Hydrogen Electrolysis: I went from fairly skeptical to extremely bullish on hydrogen in the last 6 months. It is such an elegant solution to the seasonal energy storage issue and the most sensible way to decarbonize industrial uses that require high heat. I also like that it needs similar skills as oil and gas workers which makes retraining simpler. However, the efficiency when converting from electrons to hydrogen and back is not great and so extraordinarily cheap solar and wind are needed to make it price competitive with natural gas. We also need to balance placing these plants near electricity generation vs consumption, as you have a transport problem either way (transmission lines or gas pipelines!) and so site selection is really important.
Direct Air Capture: DAC is great! It's a great way to permanently sequester carbon and removes many of the nimby issues that are problems for other sequestering technologies. I believe we will get to 1.5-degree warming by the end of the century by deploying renewables and clever work with land management and materials science, but to get below that DAC at a massive scale is necessary. The problem is that it's wildly expensive, with a carbon ton sequestered via DAC 30-100 times the price of a forestry carbon ton. So we need to place DAC plants at sites near cheap electricity!
EV Charging Stations: Despite the nearly daily news about a cool new EV car or truck being released, I do not think people have really internalized how fast and disruptive the shift to EVs will be. 100s of millions of people will need to learn a new way of operating and recharging their vehicle and it will be a mess. Think mile-long queues for EV charging stations on the Friday before July 4th or extension cords strung across pavements from apartment windows. A Lot of EV charging stations are being sited in places that make sense for gas-powered cars, but make no sense for a world of +30% EV penetration!

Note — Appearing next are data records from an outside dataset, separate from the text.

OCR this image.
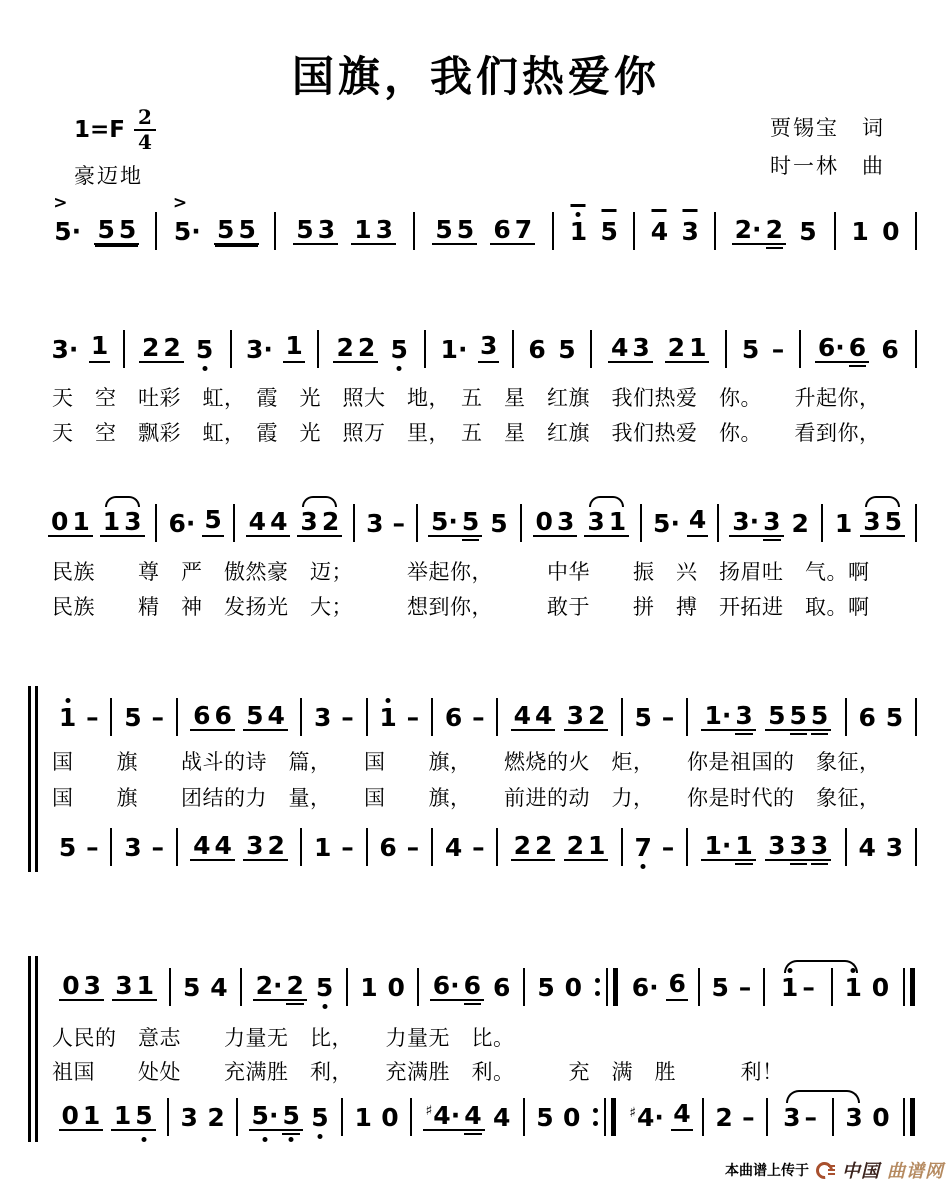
国旗，我们热爱你
$1=F \frac{2}{4}$
豪迈地
贾锡宝　词
时一林　曲
5·
>
5 5 5·
>
5 5 5 3 1 3 5 5 6 7 1 5 4 3 2· 2 5 1 0
3· 1 2 2 5 3· 1 2 2 5 1· 3 6 5 4 3 2 1 5 – 6· 6 6
天　空　吐彩　虹，　霞　光　照大　地，　五　星　红旗　我们热爱　你。　　升起你，
天　空　飘彩　虹，　霞　光　照万　里，　五　星　红旗　我们热爱　你。　　看到你，
0 1 1 3 6· 5 4 4 3 2 3 – 5· 5 5 0 3 3 1 5· 4 3· 3 2 1 3 5
民族　　尊　严　傲然豪　迈；　　　举起你，　　　中华　　振　兴　扬眉吐　气。啊
民族　　精　神　发扬光　大；　　　想到你，　　　敢于　　拼　搏　开拓进　取。啊
1 – 5 – 6 6 5 4 3 – 1 – 6 – 4 4 3 2 5 – 1· 3 5 5 5 6 5
国　　旗　　战斗的诗　篇，　　国　　旗，　　燃烧的火　炬，　　你是祖国的　象征，
国　　旗　　团结的力　量，　　国　　旗，　　前进的动　力，　　你是时代的　象征，
5 – 3 – 4 4 3 2 1 – 6 – 4 – 2 2 2 1 7 – 1· 1 3 3 3 4 3
0 3 3 1 5 4 2· 2 5 1 0 6· 6 6 5 0 6· 6 5 – 1 – 1 0
人民的　意志　　力量无　比，　　力量无　比。
祖国　　处处　　充满胜　利，　　充满胜　利。　　　充　满　胜　　　利！
0 1 1 5 3 2 5· 5 5 1 0 ♯4· 4 4 5 0	♯4· 4 2 – 3 – 3 0
本曲谱上传于 中国 曲谱网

Vertical Farming: Vertical farming is far from the farming I was reared on in Ireland, but after speaking to a number of cool startups I have started to come around to it. I am somewhat skeptical whether it can scale to replace conventional row crop farming, however, it is an amazing way to get fresh vegetables produced en mass for cities. Growing plants with lights 24/7 is amazingly productive, but it is also dependent on cheap, ubiquitous energy. Stacking vertical farms at the optimum site for all day/night power consumption is an interesting data problem!
There are also some fascinating siting issues for new types of energy generation and storage:
Nuclear: I think getting some modular nuclear reactors up and running is an obvious and safe way to solve the base load problem, however regulation and NIMBYism are massive blockers. If their regulation piece can be solved, finding great modular nuclear sites will be a great business to be in.
Tailwinds and Headwinds
The renewable energy market is BOOMING. +$40 Billion in new capital will be spent in 2021, and that is going up each year. Add on the BBB bill that (fingers crossed) will go through congress this year, there is so much money flowing into the space its incredible and a real tailwind.
There are two big problems that are slowing things down. As mentioned, one issue is finding the best sites and the other is… A lack of people. From blue collar to white-collar roles, in the US we lack a couple of million people to plan and build all the projects we have funded. If some smart person wants to have a massive impact, there is a great edtech startup opportunity in clean energy!